Part of this – 10,000 of the new-car sales to date – is down to the scrappage scheme, which applies to cars with emissions of below 141g/km, but according to Alan Nolan, director general of the Society of the Irish Motor Industry, emissions and tax are by far the dominant themes of forecourt conversations these days.

Yet while buyers have turned their back on thirsty behemoths, the changes are more subtle than simply Irish buyers abandoning bigger cars for superminis.

The bestselling car here remains the Ford Focus, as it was in 2008. And Nissan’s Qashqai – an attempt to add SUV styling to a regular family hatchback – is currently at number three.
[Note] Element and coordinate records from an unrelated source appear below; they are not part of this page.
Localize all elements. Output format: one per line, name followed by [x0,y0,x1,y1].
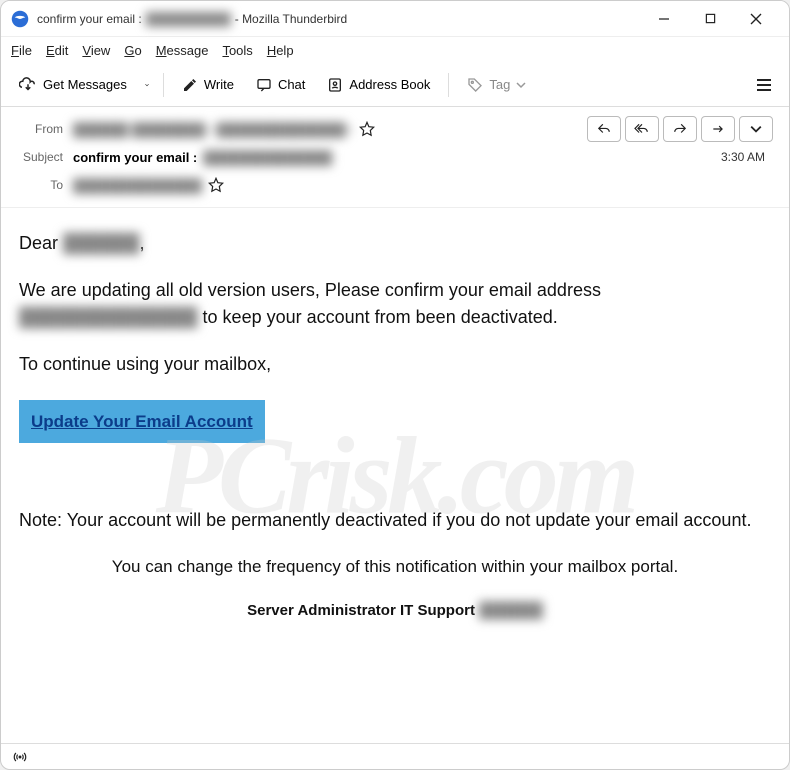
get-messages-button[interactable]: Get Messages [11,72,135,98]
address-book-button[interactable]: Address Book [319,73,438,97]
p1-text-a: We are updating all old version users, P… [19,280,601,300]
maximize-button[interactable] [687,4,733,34]
address-book-icon [327,77,343,93]
write-label: Write [204,77,234,92]
message-body: PCrisk.com Dear ██████, We are updating … [1,208,789,743]
minimize-button[interactable] [641,4,687,34]
to-label: To [17,178,73,192]
title-suffix: - Mozilla Thunderbird [235,12,348,26]
paragraph-1: We are updating all old version users, P… [19,277,771,331]
signature: Server Administrator IT Support ██████ [19,600,771,623]
chevron-down-icon [516,80,526,90]
paragraph-2: To continue using your mailbox, [19,351,771,378]
star-icon[interactable] [208,177,224,193]
window-controls [641,4,779,34]
menubar: File Edit View Go Message Tools Help [1,37,789,63]
subject-redacted: ██████████████ [203,150,332,165]
get-messages-dropdown[interactable] [141,76,153,94]
p1-text-b: to keep your account from been deactivat… [198,307,558,327]
pencil-icon [182,77,198,93]
message-actions [587,116,773,142]
from-label: From [17,122,73,136]
tag-label: Tag [489,77,510,92]
menu-file[interactable]: File [11,43,32,58]
menu-go[interactable]: Go [124,43,141,58]
reply-button[interactable] [587,116,621,142]
menu-message[interactable]: Message [156,43,209,58]
signature-redacted: ██████ [479,602,543,619]
chat-label: Chat [278,77,305,92]
title-redacted: ██████████ [146,12,231,26]
update-email-link[interactable]: Update Your Email Account [31,412,253,431]
toolbar-separator [448,73,449,97]
greeting-prefix: Dear [19,233,63,253]
window-title: confirm your email : ██████████ - Mozill… [37,12,641,26]
message-headers: From ██████ ████████ <██████████████> [1,107,789,208]
tag-icon [467,77,483,93]
menu-edit[interactable]: Edit [46,43,68,58]
spacer [19,467,771,487]
get-messages-label: Get Messages [43,77,127,92]
close-button[interactable] [733,4,779,34]
update-email-button[interactable]: Update Your Email Account [19,400,265,443]
toolbar: Get Messages Write Chat Address Book [1,63,789,107]
more-actions-button[interactable] [739,116,773,142]
frequency-note: You can change the frequency of this not… [19,554,771,580]
subject-label: Subject [17,150,73,164]
menu-view[interactable]: View [82,43,110,58]
p1-redacted: ██████████████ [19,307,198,327]
statusbar [1,743,789,769]
note-paragraph: Note: Your account will be permanently d… [19,507,771,534]
chat-button[interactable]: Chat [248,73,313,97]
menu-tools[interactable]: Tools [222,43,252,58]
address-book-label: Address Book [349,77,430,92]
from-value: ██████ ████████ <██████████████> [73,122,353,137]
toolbar-separator [163,73,164,97]
chat-icon [256,77,272,93]
reply-all-button[interactable] [625,116,659,142]
titlebar: confirm your email : ██████████ - Mozill… [1,1,789,37]
forward-button[interactable] [663,116,697,142]
download-icon [19,76,37,94]
greeting: Dear ██████, [19,230,771,257]
message-time: 3:30 AM [721,150,773,164]
tag-button[interactable]: Tag [459,73,534,97]
app-window: confirm your email : ██████████ - Mozill… [0,0,790,770]
menu-help[interactable]: Help [267,43,294,58]
signature-text: Server Administrator IT Support [247,602,479,619]
broadcast-icon[interactable] [11,750,29,764]
app-icon [11,10,29,28]
write-button[interactable]: Write [174,73,242,97]
title-prefix: confirm your email : [37,12,142,26]
to-value: ██████████████ [73,178,202,193]
app-menu-button[interactable] [749,70,779,100]
star-icon[interactable] [359,121,375,137]
subject-prefix: confirm your email : [73,150,197,165]
redirect-button[interactable] [701,116,735,142]
greeting-name: ██████ [63,233,140,253]
greeting-suffix: , [140,233,145,253]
The Mercedes E-Class and Audi A4 remain in the top 20 bestselling models, well ahead of models like the Ford Ka or Fiat Panda. The BMW 5 Series has sold as many as the Nissan Micra this year.

The changing tastes have more to do with improved fuel efficiencies. And in that regard the motor industry has made huge leaps in engine development in the past three years, largely on the back of an increasing international focus on transport as an area where carbon emissions needed to be addressed. Several big premium models now have fuel-economy and emissions figures that would have been held by superminis in the past.

Ultimately, motor-industry executives are seeking to remove the car from the carbon debate. For that they may hope the much-hyped electric revolution captures an audience. Mainstream electric cars can be ordered now and will arrive on Irish roads next year. A mini-revolution is under way. We’re being promised rapid improvements in the distances these vehicles can travel between recharging, akin to the improvements made in mobile phones and laptops when they first arrived.

Time will tell. One thing is certain: Irish car-buyers seem as focused on the fuel gauge and the tax disc as they are on a car’s status or its speedometer.